Note that $$\omega_{\rho\sigma}$$ and $$S_V^{\rho\sigma}$$ are antisymmetric in the indices $$(\rho\sigma)$$, and

$${(S_V^{0i})}^\dagger = - S_V^{0i}, \quad {(S_V^{ij})}^\dagger = S_V^{ij}.$$

If we define

$$\boldsymbol\theta \equiv (\theta_1, \theta_2, \theta_3), \quad \boldsymbol\zeta \equiv (\zeta_1, \zeta_2, \zeta_3),$$ $$\mathbf{J} \equiv (S_V^{23},S_V^{31},S_V^{12}),\quad \mathbf{K} \equiv (S_V^{01},S_V^{02},S_V^{03}),$$

then

$${\Lambda^\mu}_\nu = {\delta^\mu}_\nu - i{{(\boldsymbol\theta \cdot \mathbf{J} + \boldsymbol\zeta \cdot \mathbf{K})}^\mu}_\nu.$$

The explicit expressions of the matrices $$J_i$$ and $$K_i$$ are

$$J_1 = \begin{pmatrix} 0 & 0 & 0 & 0 \\ 0 & 0 & 0 & 0 \\ 0 & 0 & 0 & -i \\ 0 & 0 & i & 0 \end{pmatrix}, \quad J_2 = \begin{pmatrix} 0 & 0 & 0 & 0 \\ 0 & 0 & 0 & i \\ 0 & 0 & 0 & 0 \\ 0 & -i & 0 & 0 \end{pmatrix}, \quad J_3 = \begin{pmatrix} 0 & 0 & 0 & 0 \\ 0 & 0 & -i & 0 \\ 0 & i & 0 & 0 \\ 0 & 0 & 0 & 0 \end{pmatrix}$$ $$K_1 = \begin{pmatrix} 0 & i & 0 & 0 \\ i & 0 & 0 & 0 \\ 0 & 0 & 0 & 0 \\ 0 & 0 & 0 & 0 \end{pmatrix}, \quad K_2 = \begin{pmatrix} 0 & 0 & i & 0 \\ 0 & 0 & 0 & 0 \\ i & 0 & 0 & 0 \\ 0 & 0 & 0 & 0 \end{pmatrix}, \quad K_3 = \begin{pmatrix} 0 & 0 & 0 & i \\ 0 & 0 & 0 & 0 \\ 0 & 0 & 0 & 0 \\ i & 0 & 0 & 0 \end{pmatrix}$$

Thanks to @Charlie and @Cosmas Zachos I was able to find the correct answer.

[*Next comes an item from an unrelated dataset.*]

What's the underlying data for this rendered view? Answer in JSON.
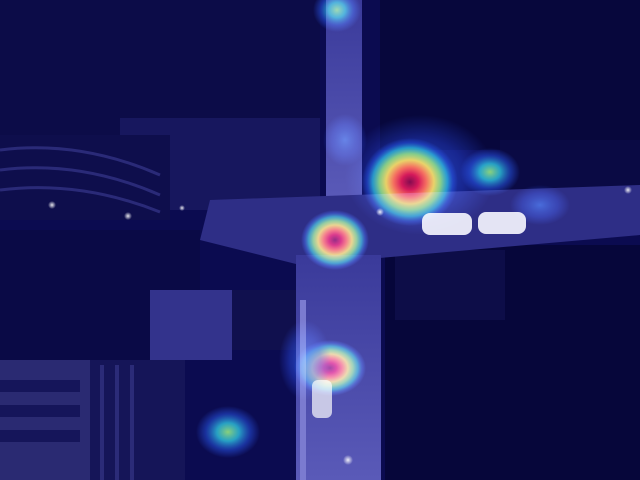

It simply suffices to develop the sum

$$\frac{\omega^{\alpha \beta}}{2}\left(J_{\alpha \beta} \right)^{\mu}{}_{\nu} = -\delta_1 \left(J_{01} \right)^{\mu}{}_{\nu} - \delta_2 \left(J_{02} \right)^{\mu}{}_{\nu} - \delta_3 \left(J_{03} \right)^{\mu}{}_{\nu} + \theta_3\left(J_{12} \right)^{\mu}{}_{\nu} - \theta_2 \left(J_{13} \right)^{\mu}{}_{\nu} + \theta_1\left(J_{23} \right)^{\mu}{}_{\nu}$$

where I used

$$\left(J_{\alpha \beta} \right)^{\mu}{}_{\nu} = - \left(J_{\beta \alpha } \right)^{\mu}{}_{\nu}$$

and the other properties mentioned above.